The trial linked the two higher ritlecitinib doses to statistically significant increases in the proportion of patients who had 20% or less scalp hair loss at 24 weeks. Pfizer said the third, lower dose was used for dose ranging and not tested for statistically significant efficacy compared to placebo.
Lilly and Incyte also looked at the proportion of patients with 20% or less scalp hair loss and plan to file for approval in the second half of the year. Around one-third of patients on Olumiant had 20% or less scalp hair loss at week 36, compared with just a few percent of their peers on placebo. Pfizer is yet to share the data needed to compare ritlecitinib to Olumiant in terms of efficacy.
Safety could be a key battleground, too. In other indications, Olumiant carries a black box warning for infections, malignancies and thromboses. Pfizer saw eight cases of mild to moderate shingles, one case of pulmonary embolism and two malignancies in patients who received ritlecitinib.

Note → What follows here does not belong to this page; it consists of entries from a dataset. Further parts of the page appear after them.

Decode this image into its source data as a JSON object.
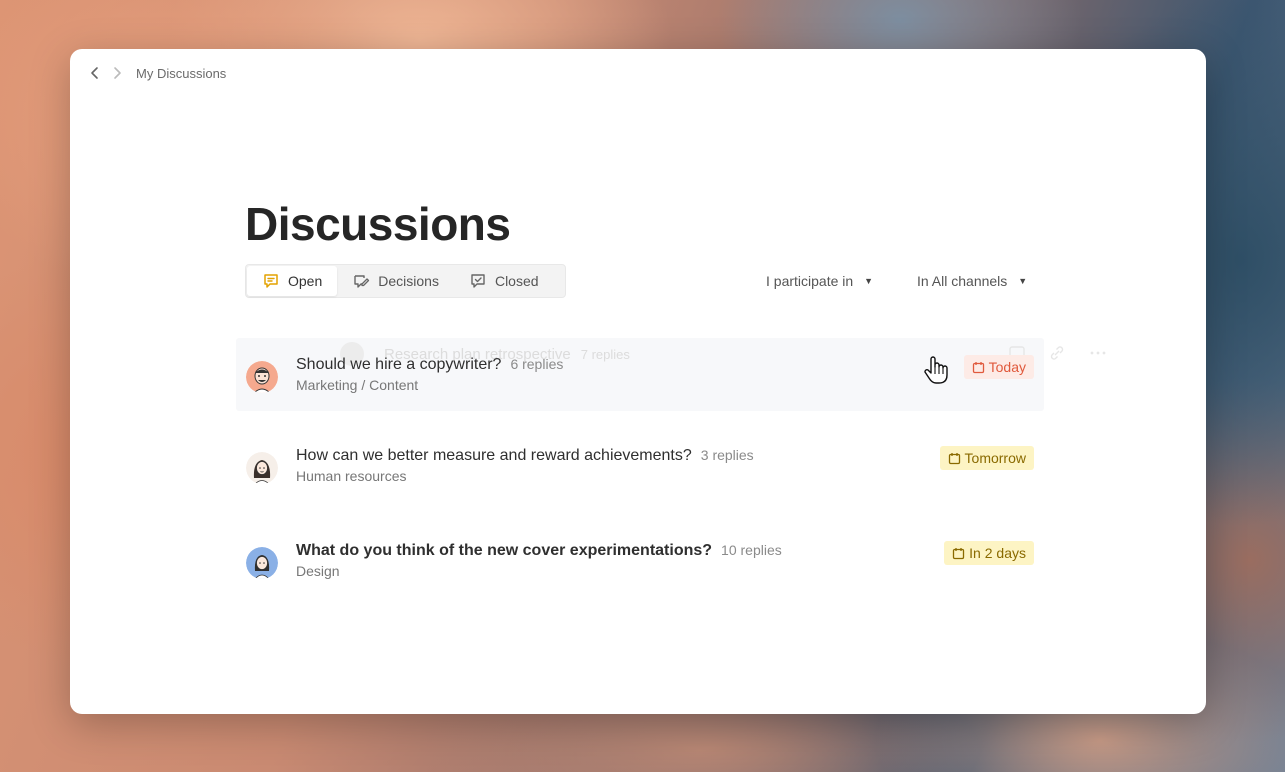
{
  "colors": {
    "today_bg": "#fdebe6",
    "today_text": "#e0593c",
    "upcoming_bg": "#fdf4c4",
    "upcoming_text": "#8a6a00",
    "tab_active_icon": "#e3a200"
  },
  "nav": {
    "back_icon": "chevron-left-icon",
    "forward_icon": "chevron-right-icon",
    "breadcrumb": "My Discussions"
  },
  "page": {
    "title": "Discussions"
  },
  "tabs": [
    {
      "label": "Open",
      "icon": "chat-bubble-icon",
      "active": true
    },
    {
      "label": "Decisions",
      "icon": "decision-icon",
      "active": false
    },
    {
      "label": "Closed",
      "icon": "closed-check-icon",
      "active": false
    }
  ],
  "filters": {
    "participation": "I participate in",
    "channels": "In All channels"
  },
  "ghost_row": {
    "title": "Research plan retrospective",
    "replies": "7 replies"
  },
  "discussions": [
    {
      "title": "Should we hire a copywriter?",
      "replies": "6 replies",
      "channel": "Marketing / Content",
      "due": "Today",
      "due_icon": "calendar-icon",
      "avatar": "man-avatar"
    },
    {
      "title": "How can we better measure and reward achievements?",
      "replies": "3 replies",
      "channel": "Human resources",
      "due": "Tomorrow",
      "due_icon": "calendar-icon",
      "avatar": "woman-avatar"
    },
    {
      "title": "What do you think of the new cover experimentations?",
      "replies": "10 replies",
      "channel": "Design",
      "due": "In 2 days",
      "due_icon": "calendar-icon",
      "avatar": "person-avatar"
    }
  ]
}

There were no major adverse cardiac events, deaths or opportunistic infections in the study.
RELATED: Concert's alopecia drug sails through phase 2; phase 3 on deck for 2020
Pfizer plans to combine the phase 2b/3 data with results from an ongoing long-term study to file for approval of ritlecitinib. The Big Pharma company has identified ritlecitinib as one of nine potential blockbusters it aims to launch by 2025.
As Pfizer sees it, ritlecitinib could rack up sales of more than $1 billion in alopecia alone. The drug is also in development in vitiligo, rheumatoid arthritis, ulcerative colitis and Crohn’s disease. Pfizer is up against more competitors in some of those indications but has been encouraged by midphase data generated to date.